As to the applicants’ attorneys – they are in no way shocked by this reasoning.  After all, this very argument is used when the attorneys of substance attempt to shake off the lien of the “headhunter attorneys” who take in a client, file an application, and then lie dormant until a real attorney picks up the case.  Then they are promptly on the scene with a lien and wanting a share of the other attorney’s fee.  (We all know who these guys are, and while your humble blogger has a healthy respect for substantive applicant’s attorneys who apply their skill and craft to secure benefits for their clients, these headhunters smack of unethical conduct that only hurts the injured worker).

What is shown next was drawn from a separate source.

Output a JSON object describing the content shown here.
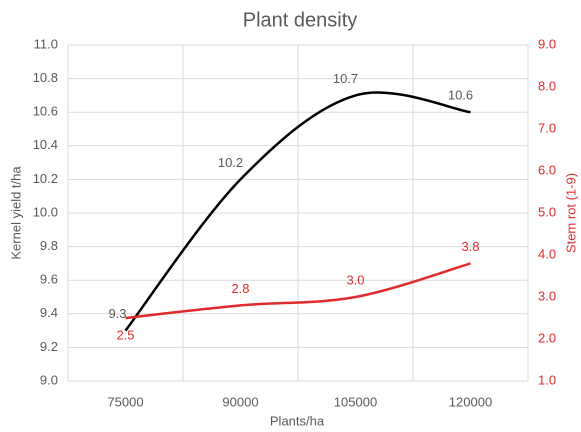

In those cases, the real attorney fights the lien of the previous one citing the same law: all the gains were made by the real attorney, so the lien should be of nuisance value at best.

If you are of the mindset that you will treat the injured worker fairly, and an applicant’s attorney can only increase your expenses but not deliver any benefit to the injured worker, then requesting a reduced attorney fee both benefits the worker and discourages scorched-Earth attorneys from taking the case, or at least doing some sort of reasonable triage/intake analysis before signing on.

Just something to bear in mind, dear readers, as the California State Ship Workers’ Comp keeps puffing along the Iceberg Sea.